Mesmo que se obedeça a técnicas coerentes de entrevista, o inimigo mais implacável da memória, o tempo, ainda persiste.

Vítimas ou testemunhas de crimes costumam contribuir para a investigação pelo menos três vezes, com grandes intervalos entre cada depoimento. O primeiro interrogatório, em geral, é feito à Polícia Militar, no momento do flagrante. Quem assume depois é a Polícia Civil e, só então, começa a fase processual, conduzida pelo juiz. “O intervalo entre o crime e esse último depoimento costuma ser de um ano”, completa Ávila.

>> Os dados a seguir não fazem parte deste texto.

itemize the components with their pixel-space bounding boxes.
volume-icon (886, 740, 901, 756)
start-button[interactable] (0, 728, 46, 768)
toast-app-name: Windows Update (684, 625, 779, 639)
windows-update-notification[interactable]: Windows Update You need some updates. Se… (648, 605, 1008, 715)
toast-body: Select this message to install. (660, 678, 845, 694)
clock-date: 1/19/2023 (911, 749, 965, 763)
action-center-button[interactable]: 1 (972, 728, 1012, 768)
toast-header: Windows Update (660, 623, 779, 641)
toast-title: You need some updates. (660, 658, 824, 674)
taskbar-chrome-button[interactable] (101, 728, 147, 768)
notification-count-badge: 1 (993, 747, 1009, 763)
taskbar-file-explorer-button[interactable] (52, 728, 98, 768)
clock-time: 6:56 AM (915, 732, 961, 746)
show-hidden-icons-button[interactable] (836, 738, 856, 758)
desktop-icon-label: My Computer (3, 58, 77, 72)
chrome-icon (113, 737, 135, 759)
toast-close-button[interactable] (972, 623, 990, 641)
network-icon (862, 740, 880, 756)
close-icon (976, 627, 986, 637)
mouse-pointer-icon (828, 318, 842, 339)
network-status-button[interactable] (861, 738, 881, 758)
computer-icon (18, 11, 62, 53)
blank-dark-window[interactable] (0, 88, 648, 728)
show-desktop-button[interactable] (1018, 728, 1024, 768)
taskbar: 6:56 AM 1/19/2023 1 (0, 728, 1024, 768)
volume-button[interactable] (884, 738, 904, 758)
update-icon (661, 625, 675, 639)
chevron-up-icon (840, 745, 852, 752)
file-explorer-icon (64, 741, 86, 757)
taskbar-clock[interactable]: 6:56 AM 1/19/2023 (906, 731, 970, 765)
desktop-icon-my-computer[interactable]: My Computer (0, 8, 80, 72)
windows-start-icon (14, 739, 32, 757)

Não nos lembramos do que passamos antes de nascer. Não fixamos memórias antes dos 5 anos. E, depois disso, passamos o resto da vida sujeitos àquilo que o cérebro decide lembrar, inventar e, finalmente, esquecer. Com o prazo de validade de nossas memórias, não há quem seja capaz de competir. Como Salvador Dalí já havia pintado no quadro A Persistência da Memória, cada recordação, ao ser criada, ganha para si um relógio que começa a derreter. Não há nada a fazer por elas, a não ser vê-las ganhar tons pastel, esquecidas no fundo da mente. Tentar resgatá-las, como insistia o pintor, é uma ambição perdida: uma “memória” recuperada à força vai sempre vir pintada de cores fantasia.